Yüce Dinimiz İslâm’ın en temel hedeflerinden birisi, insana hem bu dünya, hem de âhiret saadetini kazandırmaktır. Âyet ve hadislerde, dünya nimetlerinden istifade etmenin değil, âhireti unutarak dünyayı amaç haline getirmenin eleştirildiği görülecektir. Aşırı dünya hırsı, beraberinde haksız kazanç elde etmeyi, zulmü ve azgınlığı, bozgunculuğu ve yanlış işler yapmayı getirecektir. Oysaki Allah, dünya ve âhiret dengesinin nasıl olması gerektiğini şöyle ifade eder: “Allah'ın sana verdiğinden (O'nun yolunda harcayarak) âhiret yurdunu iste; ama dünyadan da nasibini unutma. Allah sana ihsan ettiği gibi, sen de (insanlara) iyilik et. Yeryüzünde bozgunculuğu arzulama. Şüphesiz ki Allah, bozguncuları sevmez.” (28/Kasas, 77); “Bu dünya hayatı, sadece bir eğlence ve oyundan ibarettir. Asıl hayat, âhiret yurdundaki hayattır. Keşke bilmiş olsalardı!” (29/Ankebut, 64)
 İnsanın bu dünyada yaşadığı hayat, onun kalıcı âhiret yurdundaki durumunu belirlemesi açısından son derece önemlidir. Zira insan, hayır ve şer adına yaptığı her şeyin karşılığını mutlaka görecektir (bkz.99/Zilzal, 7-8). İnsanlar bu geçici dünyada sadece ve sadece imtihan için var olduğunu unutmamalıdır. O, bir yandan dünya nimetlerinden faydalanırken, diğer yandan da Allah’a karşı kulluk görevlerini tam olarak yerine getirmek için yaratılmıştır.  Dinimiz İslâm, faydalı ve iyi olan her konuda çalışmayı, dünya hırsına kapılmadan, aşırıya kaçmadan mâkul ölçüler çerçevesinde dünya nimetlerinden faydalanmayı emretmektedir. Dinimiz, dünya işleri ile meşgul olurken âhiret hayatını unutmamayı tavsiye etmekte, ebedî olan âhiret hayatını kazanmanın yollarını göstermekte, dünya ve âhiret dengesini iyi bir şekilde kurmamızı önermektedir. Önemli olan bu dengeyi korumak, dünyada iken ahireti kazanmak, böylece her iki dünyada da mutluluğa kavuşmaktır.
Kur’an da ise şöyle buyrulur: “Şüphesiz şeytan sizin düşmanınızdır, siz de onu düşman bilin. O, kendi taraftarlarını ancak ateş ehlinden olmaya çağırır.” (35/Fâtır, 6)

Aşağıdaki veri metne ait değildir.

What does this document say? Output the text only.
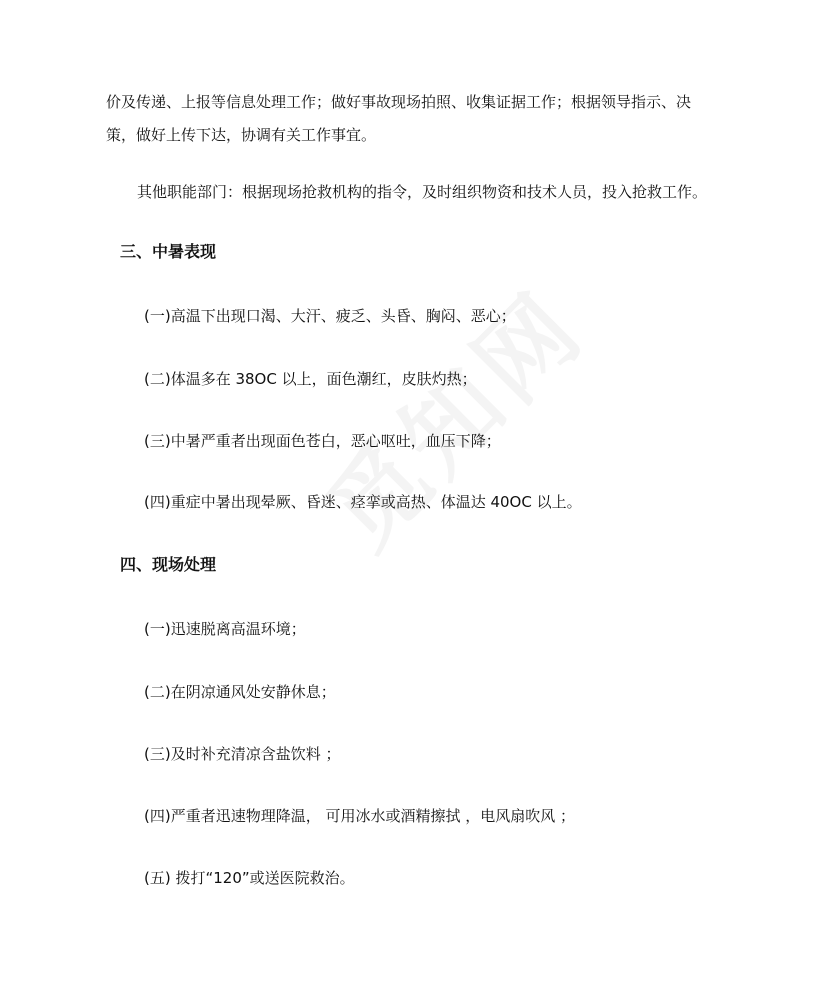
价及传递、上报等信息处理工作；做好事故现场拍照、收集证据工作；根据领导指示、决
策，做好上传下达，协调有关工作事宜。
其他职能部门：根据现场抢救机构的指令，及时组织物资和技术人员，投入抢救工作。
三、中暑表现
(一)高温下出现口渴、大汗、疲乏、头昏、胸闷、恶心；
(二)体温多在 38OC 以上，面色潮红，皮肤灼热；
(三)中暑严重者出现面色苍白，恶心呕吐，血压下降；
(四)重症中暑出现晕厥、昏迷、痉挛或高热、体温达 40OC 以上。
四、现场处理
(一)迅速脱离高温环境；
(二)在阴凉通风处安静休息；
(三)及时补充清凉含盐饮料 ；
(四)严重者迅速物理降温， 可用冰水或酒精擦拭 ，电风扇吹风 ；
(五) 拨打“120”或送医院救治。
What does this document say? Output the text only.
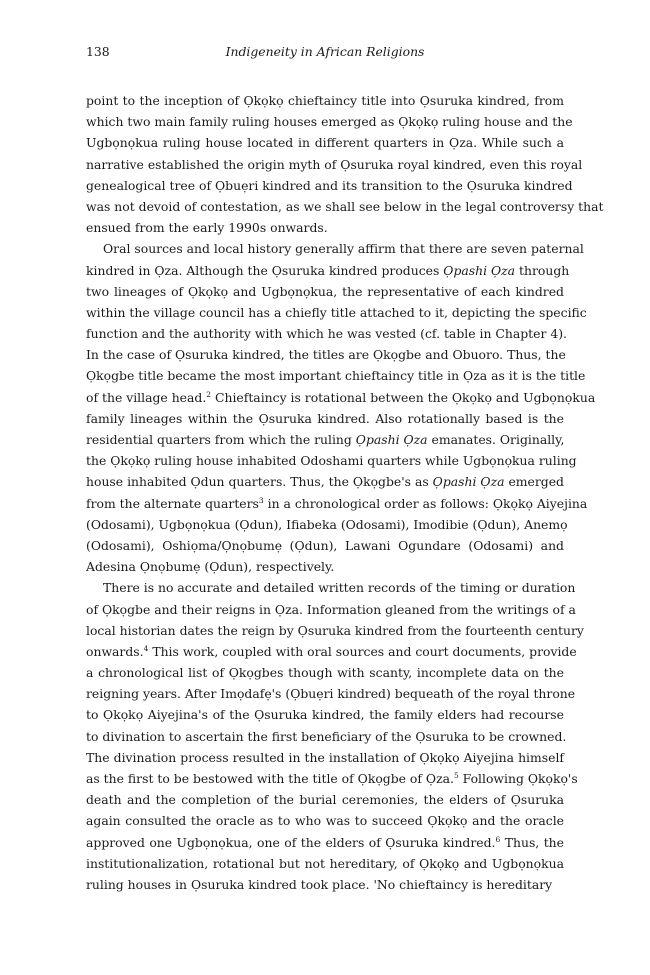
138	Indigeneity in African Religions
point to the inception of Ọkọkọ chieftaincy title into Ọsuruka kindred, from
which two main family ruling houses emerged as Ọkọkọ ruling house and the
Ugbọnọkua ruling house located in different quarters in Ọza. While such a
narrative established the origin myth of Ọsuruka royal kindred, even this royal
genealogical tree of Ọbuẹri kindred and its transition to the Ọsuruka kindred
was not devoid of contestation, as we shall see below in the legal controversy that
ensued from the early 1990s onwards.
Oral sources and local history generally affirm that there are seven paternal
kindred in Ọza. Although the Ọsuruka kindred produces Ọpashi Ọza through
two lineages of Ọkọkọ and Ugbọnọkua, the representative of each kindred
within the village council has a chiefly title attached to it, depicting the specific
function and the authority with which he was vested (cf. table in Chapter 4).
In the case of Ọsuruka kindred, the titles are Ọkọgbe and Obuoro. Thus, the
Ọkọgbe title became the most important chieftaincy title in Ọza as it is the title
of the village head.$^2$ Chieftaincy is rotational between the Ọkọkọ and Ugbọnọkua
family lineages within the Ọsuruka kindred. Also rotationally based is the
residential quarters from which the ruling Ọpashi Ọza emanates. Originally,
the Ọkọkọ ruling house inhabited Odoshami quarters while Ugbọnọkua ruling
house inhabited Ọdun quarters. Thus, the Ọkọgbe's as Ọpashi Ọza emerged
from the alternate quarters$^3$ in a chronological order as follows: Ọkọkọ Aiyejina
(Odosami), Ugbọnọkua (Ọdun), Ifiabeka (Odosami), Imodibie (Ọdun), Anemọ
(Odosami), Oshiọma/Ọnọbumẹ (Ọdun), Lawani Ogundare (Odosami) and
Adesina Ọnọbumẹ (Ọdun), respectively.
There is no accurate and detailed written records of the timing or duration
of Ọkọgbe and their reigns in Ọza. Information gleaned from the writings of a
local historian dates the reign by Ọsuruka kindred from the fourteenth century
onwards.$^4$ This work, coupled with oral sources and court documents, provide
a chronological list of Ọkọgbes though with scanty, incomplete data on the
reigning years. After Imọdafẹ's (Ọbuẹri kindred) bequeath of the royal throne
to Ọkọkọ Aiyejina's of the Ọsuruka kindred, the family elders had recourse
to divination to ascertain the first beneficiary of the Ọsuruka to be crowned.
The divination process resulted in the installation of Ọkọkọ Aiyejina himself
as the first to be bestowed with the title of Ọkọgbe of Ọza.$^5$ Following Ọkọkọ's
death and the completion of the burial ceremonies, the elders of Ọsuruka
again consulted the oracle as to who was to succeed Ọkọkọ and the oracle
approved one Ugbọnọkua, one of the elders of Ọsuruka kindred.$^6$ Thus, the
institutionalization, rotational but not hereditary, of Ọkọkọ and Ugbọnọkua
ruling houses in Ọsuruka kindred took place. 'No chieftaincy is hereditary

“Nefsini kötülüklerden arındıran, kurtuluşa ermiş, onu kötülüklere gömen de ziyan etmiştir.” (91/Şems, 9-10); “Ama kim de, Rabbinin (huzurunda duracağı) makamından korkup (gereğini yapar) nefsini de kötü arzu ve hevesten men ederse işte muhakkak ki, cennet onun varacağı tek yerdir.” (79/Nâziât, 40-41). Nefsin ve şeytanın İslâm’a aykırı isteklerine karşı mücadele ederek başarı kazananlar, cennetle müjdelenmektedir. Onlar dünya ve âhirette mutlu ve huzurlu olurlar. Tabiî ki, dünya ve âhiret saadeti için çalışmamız gerekiyor.  İslâm dini, dünya ve âhiret mutluluğu için çalışmayı emreder. Kur’an-ı Kerim: “İnsan için çalıştığından başkası yoktur." (53/Necm, 39) der.